La Narges Foundation ha sottolineato anche come settimane di sofferenza straziante in prigione, evidenziano il «persistente disprezzo per le libertà fondamentali di Narges Mohammadi e il trattamento disumano che sopporta», anche dopo aver ricevuto il premio Nobel per la pace.
La salute di Mohammadi è precipitata durante la sua lunga detenzione. Due anni fa ha subito diversi attacchi cardiaci prima di essere trasferita in ospedale per un intervento chirurgico d'urgenza al cuore. All'inizio di ottobre di quest’anno, la famiglia ha espresso serie preoccupazioni in merito ai ripetuti rifiuti da parte dei funzionari della prigione di Evin di portarla in un nosocomio per eseguire un'angiografia, un intervento che le era già stato stato prescritto. Finalmente le fu consentito di visitare a ottobre. Il suo avvocato difensore annunciò che durante una visita medica, i dottori avevano scoperto una lesione ossea nella sua gamba destra sospettata di essere cancerosa. Sebbene Mohammadi fosse stata sottoposta a un intervento chirurgico per rimuovere parte dell'osso, fu trasferita di nuovo in prigione dopo soli due giorni, contro il consiglio del suo medico e la richiesta del suo team legale, nonostante non fosse in grado di camminare o persino di sedersi.

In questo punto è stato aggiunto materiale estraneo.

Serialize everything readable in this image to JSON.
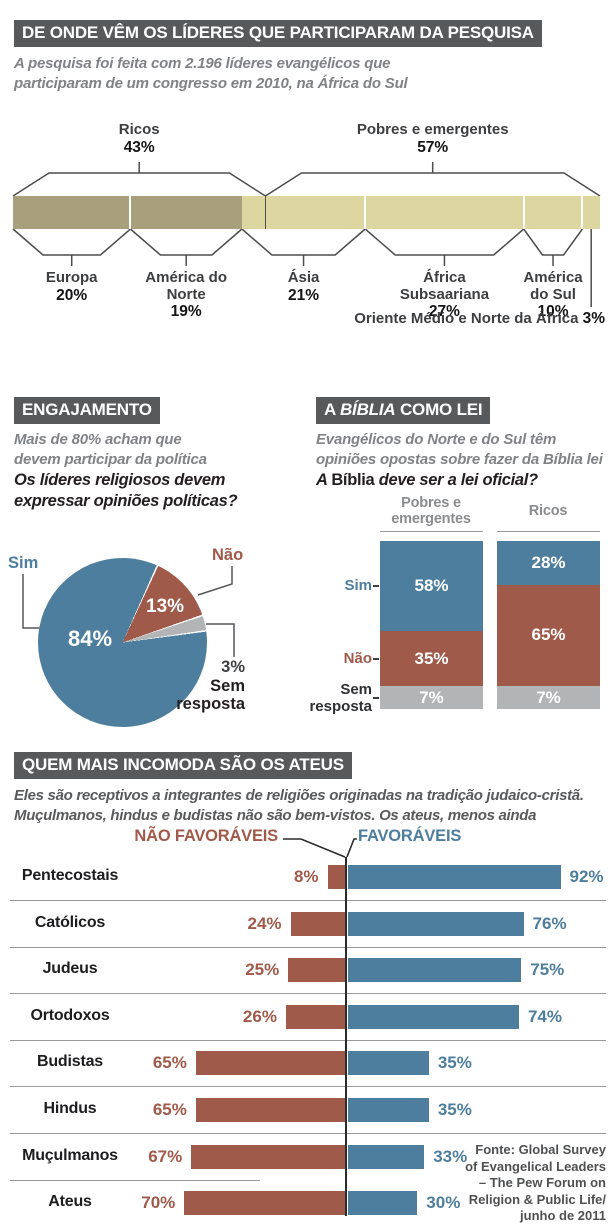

Le condizioni igieniche precarie della prigione, l'assenza di cambi di medicazioni sterili, il sovraffollamento nel reparto femminile, il suo sistema immunitario compromesso e lo stress del suo recente intervento chirurgico hanno avuto un impatto gravissimo sulla salute di Narges Mohammadi.
Per molti anni, la cinquantaduenne ha combattuto contro la discriminazione sistematica e l'oppressione delle donne in Iran. In prima linea in una coraggiosa lotta per i diritti umani, la libertà e la democrazia. Nel 2003 è entrata a far parte del Centro per i difensori dei diritti umani di Teheran, un'organizzazione fondata da un altra importante premio Nobel per la pace, Shirin Ebadi.
Mohammadi ha assistito attivisti incarcerati e le loro famiglie. È stata partecipe della campagna contro la pena di morte e contro l'uso sistematico della tortura e della violenza sessualizzata nelle carceri iraniane da parte del regime.
La vicenda di Mohammadi rientra nel pesantissimo giro di vite repressivo che ha preso il via dopo le proteste del 2022 a seguito della morte della ragazza curda Mahasa Amini, che diede il via a un più vasto movimento denominato Donna Vita Liberta. Da allora la pena di morte e le migliaia di incarcerazioni sono diventate una costante.